Solve log_81 32x-log_81(x-3)=3/4 for x
a. x=-81/5
b. 24/31
c. no solution
We have the equation log_81 32x - log_81(x-3) = 3/4.
Using the properties of logarithms, we can rewrite this equation as log_81[(32x)/(x-3)] = 3/4.
We can now convert to exponential form to get (32x)/(x-3) = 81^(3/4).
Simplifying the right side, we have 81^(3/4) = (3^4)^(3/4) = 3^3 = 27.
Multiplying both sides of the equation by x-3, we get 32x = 27(x-3).
Expanding, we have 32x = 27x - 81.
Rearranging, we have 32x - 27x = -81.
Combining like terms, we have 5x = -81.
Dividing both sides by 5, we get x = -81/5.
Therefore, the solution to the equation log_81 32x - log_81(x-3) = 3/4 is x = -81/5.
Therefore, the correct answer is a) x = -81/5.
correct answer is c. no solution
Apologies for the mistake. Let's double-check the solution.
After obtaining the equation 5x = -81, we divide both sides by 5, which gives x = -81/5.
Now let's substitute this x value back into the original equation to verify if it holds true.
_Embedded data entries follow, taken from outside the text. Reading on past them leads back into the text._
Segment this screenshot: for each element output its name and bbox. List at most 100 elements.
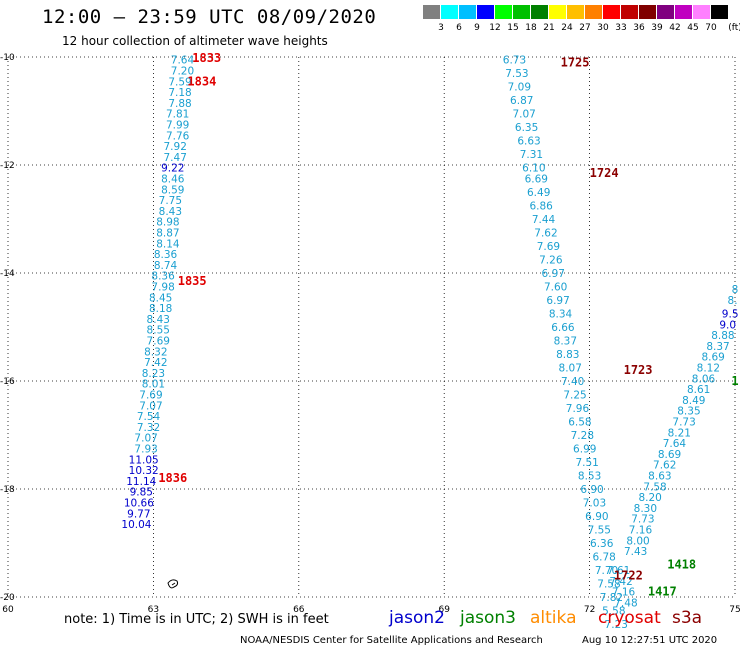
color-swatch xyxy=(693,5,710,19)
swh-reading: 8.01 xyxy=(142,379,165,391)
swh-reading: 6.86 xyxy=(529,201,553,213)
generated-timestamp: Aug 10 12:27:51 UTC 2020 xyxy=(582,635,718,646)
swh-reading: 7.54 xyxy=(137,411,161,423)
swh-reading: 7.42 xyxy=(609,576,632,588)
swh-reading: 7.69 xyxy=(537,241,560,253)
swh-reading: 7.59 xyxy=(168,76,191,88)
swh-reading: 7.98 xyxy=(151,282,174,294)
swh-reading: 8.83 xyxy=(556,349,579,361)
swh-reading: 8.74 xyxy=(154,260,178,272)
swh-reading: 6.99 xyxy=(573,444,596,456)
swh-reading: 7.51 xyxy=(575,457,598,469)
swh-reading: 9.77 xyxy=(127,508,150,520)
swh-reading: 8.14 xyxy=(156,238,180,250)
swh-reading: 8.18 xyxy=(149,303,172,315)
swh-reading: 7.92 xyxy=(164,141,187,153)
color-swatch xyxy=(675,5,692,19)
swh-reading: 6.78 xyxy=(592,552,615,564)
credit-line: NOAA/NESDIS Center for Satellite Applica… xyxy=(240,635,543,646)
swh-reading: 6.73 xyxy=(503,55,526,67)
swh-reading: 7.70 xyxy=(595,565,618,577)
color-scale-label: 9 xyxy=(474,23,480,33)
color-scale-label: 15 xyxy=(507,23,519,33)
swh-reading: 8.37 xyxy=(554,336,577,348)
swh-reading: 7.20 xyxy=(171,66,194,78)
color-scale-label: 3 xyxy=(438,23,444,33)
swh-reading: 11.05 xyxy=(129,454,159,466)
color-scale-label: 42 xyxy=(669,23,681,33)
pass-time-label: 1417 xyxy=(648,585,677,599)
map-subtitle: 12 hour collection of altimeter wave hei… xyxy=(62,34,328,48)
swh-reading: 8.07 xyxy=(559,363,582,375)
x-tick-label: 69 xyxy=(438,605,450,615)
x-tick-label: 60 xyxy=(2,605,14,615)
swh-reading: 7.48 xyxy=(614,597,637,609)
swh-reading: 7.75 xyxy=(159,195,182,207)
color-swatch xyxy=(567,5,584,19)
swh-reading: 8.87 xyxy=(156,228,179,240)
swh-reading: 6.49 xyxy=(527,187,550,199)
swh-reading: 7.43 xyxy=(624,546,647,558)
swh-reading: 8.34 xyxy=(549,309,573,321)
swh-reading: 6.66 xyxy=(551,322,575,334)
legend-entry-altika: altika xyxy=(530,608,577,628)
swh-reading: 7.69 xyxy=(139,390,162,402)
y-tick-label: -18 xyxy=(0,485,15,495)
pass-time-label: 1723 xyxy=(624,363,653,377)
color-swatch xyxy=(459,5,476,19)
swh-reading: 8.69 xyxy=(701,352,724,364)
color-swatch xyxy=(423,5,440,19)
swh-reading: 7.64 xyxy=(171,55,195,67)
pass-time-label: 1724 xyxy=(590,166,619,180)
swh-reading: 8.69 xyxy=(658,449,681,461)
pass-time-label: 1836 xyxy=(158,471,187,485)
color-scale-label: 70 xyxy=(705,23,717,33)
color-swatch xyxy=(477,5,494,19)
swh-reading: 5.58 xyxy=(602,606,625,618)
swh-reading: 6.10 xyxy=(522,163,545,175)
pass-time-label: 1418 xyxy=(667,558,696,572)
swh-reading: 7.42 xyxy=(144,357,167,369)
swh-reading: 8.00 xyxy=(626,535,649,547)
swh-reading: 7.96 xyxy=(566,403,590,415)
swh-reading: 8.88 xyxy=(711,330,734,342)
color-scale-label: 33 xyxy=(615,23,627,33)
swh-reading: 6.87 xyxy=(510,95,533,107)
y-tick-label: -14 xyxy=(0,269,15,279)
pass-time-label: 1833 xyxy=(192,51,221,65)
swh-reading: 6.35 xyxy=(515,122,538,134)
map-title: 12:00 – 23:59 UTC 08/09/2020 xyxy=(42,6,377,28)
legend-entry-jason2: jason2 xyxy=(389,608,445,628)
swh-reading: 10.66 xyxy=(124,498,154,510)
swh-reading: 8 xyxy=(732,284,739,296)
swh-reading: 8.23 xyxy=(142,368,165,380)
swh-reading: 8.59 xyxy=(161,184,184,196)
swh-reading: 7.64 xyxy=(663,438,687,450)
pass-time-label: 1725 xyxy=(561,55,590,69)
swh-reading: 10.32 xyxy=(129,465,159,477)
legend-entry-jason3: jason3 xyxy=(460,608,516,628)
x-tick-label: 75 xyxy=(729,605,740,615)
swh-reading: 8.32 xyxy=(144,346,167,358)
pass-time-label: 1835 xyxy=(178,274,207,288)
swh-reading: 8.43 xyxy=(159,206,182,218)
swh-reading: 7.07 xyxy=(512,109,535,121)
swh-reading: 7.73 xyxy=(631,514,654,526)
color-swatch xyxy=(711,5,728,19)
swh-reading: 6.90 xyxy=(585,511,608,523)
swh-reading: 7.23 xyxy=(605,619,628,631)
swh-reading: 7.81 xyxy=(166,109,189,121)
swh-reading: 10.04 xyxy=(121,519,151,531)
swh-reading: 7.28 xyxy=(571,430,594,442)
y-tick-label: -16 xyxy=(0,377,15,387)
swh-reading: 7.26 xyxy=(539,255,563,267)
color-scale-label: 21 xyxy=(543,23,555,33)
swh-reading: 8. xyxy=(728,295,738,307)
color-scale-label: 45 xyxy=(687,23,699,33)
swh-reading: 6.97 xyxy=(542,268,565,280)
color-scale-label: 18 xyxy=(525,23,537,33)
color-swatch xyxy=(585,5,602,19)
swh-reading: 9.85 xyxy=(130,487,153,499)
footnote: note: 1) Time is in UTC; 2) SWH is in fe… xyxy=(64,612,329,627)
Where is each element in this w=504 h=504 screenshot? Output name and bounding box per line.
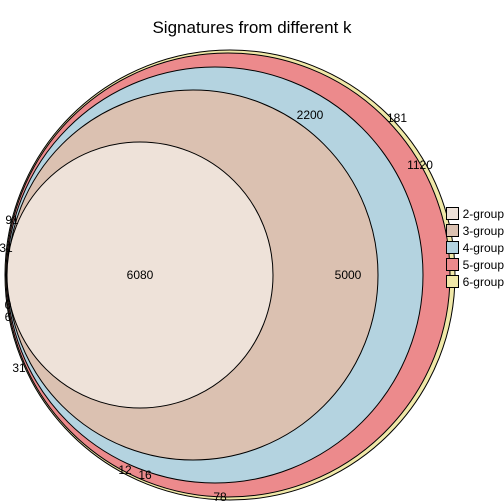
legend-swatch xyxy=(446,241,459,254)
legend-label: 3-group xyxy=(463,224,504,238)
venn-label: 181 xyxy=(387,111,407,125)
legend-swatch xyxy=(446,224,459,237)
venn-label: 2200 xyxy=(297,108,324,122)
venn-label: 31 xyxy=(12,361,25,375)
venn-label: 6080 xyxy=(127,268,154,282)
venn-label: 1120 xyxy=(407,158,433,172)
legend-item: 6-group xyxy=(446,273,504,290)
venn-label: 16 xyxy=(138,468,151,482)
venn-label: 12 xyxy=(118,463,131,477)
legend-label: 6-group xyxy=(463,275,504,289)
legend-label: 5-group xyxy=(463,258,504,272)
legend-swatch xyxy=(446,275,459,288)
legend-item: 3-group xyxy=(446,222,504,239)
venn-label: 91 xyxy=(5,213,18,227)
legend-item: 5-group xyxy=(446,256,504,273)
legend-swatch xyxy=(446,207,459,220)
legend-item: 2-group xyxy=(446,205,504,222)
legend-item: 4-group xyxy=(446,239,504,256)
venn-label: 31 xyxy=(0,241,13,255)
venn-diagram xyxy=(0,0,504,504)
legend-label: 4-group xyxy=(463,241,504,255)
legend-swatch xyxy=(446,258,459,271)
legend: 2-group 3-group 4-group 5-group 6-group xyxy=(446,205,504,290)
venn-label: 78 xyxy=(213,490,226,504)
legend-label: 2-group xyxy=(463,207,504,221)
venn-label: 6 xyxy=(5,310,12,324)
venn-label: 5000 xyxy=(335,268,362,282)
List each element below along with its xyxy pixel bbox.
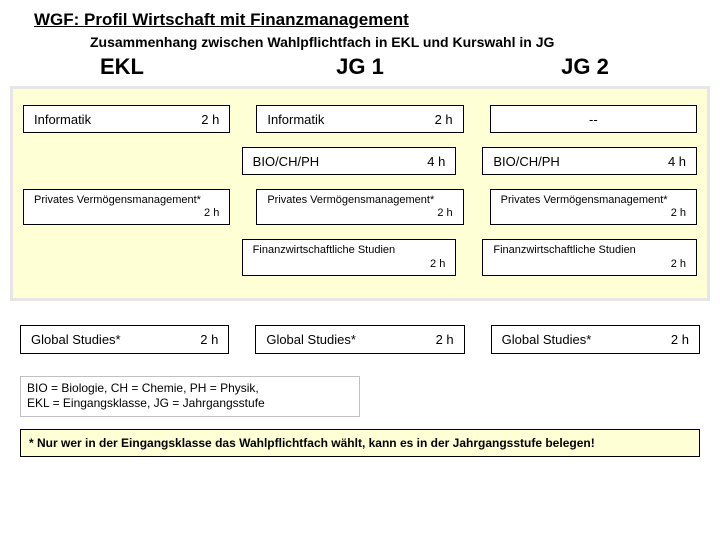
spacer [23,147,216,175]
cell-ekl-informatik: Informatik 2 h [23,105,230,133]
header-ekl: EKL [0,54,240,80]
legend-line-1: BIO = Biologie, CH = Chemie, PH = Physik… [27,381,353,397]
page-title: WGF: Profil Wirtschaft mit Finanzmanagem… [0,0,720,32]
label: Privates Vermögensmanagement* [34,194,219,207]
hours: 2 h [671,207,686,220]
label: Global Studies* [31,332,121,347]
hours: 2 h [435,112,453,127]
label: BIO/CH/PH [253,154,319,169]
hours: 2 h [200,332,218,347]
legend-box: BIO = Biologie, CH = Chemie, PH = Physik… [20,376,360,417]
row-biochph: BIO/CH/PH 4 h BIO/CH/PH 4 h [23,147,697,175]
header-jg1: JG 1 [240,54,480,80]
label: Privates Vermögensmanagement* [267,194,452,207]
row-pvm: Privates Vermögensmanagement* 2 h Privat… [23,189,697,225]
cell-jg1-fws: Finanzwirtschaftliche Studien 2 h [242,239,457,275]
footnote-box: * Nur wer in der Eingangsklasse das Wahl… [20,429,700,457]
cell-jg2-informatik: -- [490,105,697,133]
page-subtitle: Zusammenhang zwischen Wahlpflichtfach in… [0,32,720,54]
cell-jg1-global: Global Studies* 2 h [255,325,464,354]
cell-ekl-global: Global Studies* 2 h [20,325,229,354]
hours: 2 h [437,207,452,220]
cell-jg2-fws: Finanzwirtschaftliche Studien 2 h [482,239,697,275]
label: Informatik [34,112,91,127]
label: BIO/CH/PH [493,154,559,169]
label: Global Studies* [502,332,592,347]
cell-jg1-biochph: BIO/CH/PH 4 h [242,147,457,175]
cell-jg2-biochph: BIO/CH/PH 4 h [482,147,697,175]
hours: 2 h [671,258,686,271]
cell-ekl-pvm: Privates Vermögensmanagement* 2 h [23,189,230,225]
label: Global Studies* [266,332,356,347]
label: Finanzwirtschaftliche Studien [493,244,686,257]
hours: 4 h [427,154,445,169]
spacer [23,239,216,275]
hours: 2 h [436,332,454,347]
cell-jg2-global: Global Studies* 2 h [491,325,700,354]
label: Informatik [267,112,324,127]
header-jg2: JG 2 [480,54,720,80]
hours: 2 h [671,332,689,347]
cell-jg2-pvm: Privates Vermögensmanagement* 2 h [490,189,697,225]
column-headers: EKL JG 1 JG 2 [0,54,720,86]
hours: 4 h [668,154,686,169]
label: Finanzwirtschaftliche Studien [253,244,446,257]
label: Privates Vermögensmanagement* [501,194,686,207]
row-informatik: Informatik 2 h Informatik 2 h -- [23,105,697,133]
label: -- [589,112,598,127]
row-global-studies: Global Studies* 2 h Global Studies* 2 h … [20,325,700,354]
main-panel: Informatik 2 h Informatik 2 h -- BIO/CH/… [10,86,710,301]
legend-line-2: EKL = Eingangsklasse, JG = Jahrgangsstuf… [27,396,353,412]
cell-jg1-informatik: Informatik 2 h [256,105,463,133]
hours: 2 h [204,207,219,220]
cell-jg1-pvm: Privates Vermögensmanagement* 2 h [256,189,463,225]
row-fws: Finanzwirtschaftliche Studien 2 h Finanz… [23,239,697,275]
hours: 2 h [201,112,219,127]
hours: 2 h [430,258,445,271]
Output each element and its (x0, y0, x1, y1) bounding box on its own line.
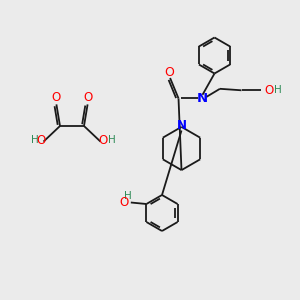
Text: N: N (197, 92, 208, 105)
Text: N: N (176, 119, 187, 132)
Text: O: O (264, 84, 273, 97)
Text: O: O (98, 134, 107, 147)
Text: O: O (83, 91, 92, 104)
Text: H: H (274, 85, 282, 95)
Text: O: O (165, 65, 174, 79)
Text: H: H (31, 135, 39, 145)
Text: O: O (119, 196, 128, 209)
Text: H: H (124, 191, 132, 201)
Text: H: H (108, 135, 116, 145)
Text: O: O (52, 91, 61, 104)
Text: O: O (37, 134, 46, 147)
log_81 32x - log_81(x-3) = 3/4
Substituting x = -81/5:
log_81 (32(-81/5)) - log_81((-81/5)-3) = 3/4
log_81 (-67.2) - log_81 (-96.2/5) = 3/4
At this point, we can see that both values within the logarithms are negative, but logarithms are only defined for positive values. Therefore, we conclude that there is no solution to the equation.
Hence, the correct answer is indeed c) no solution.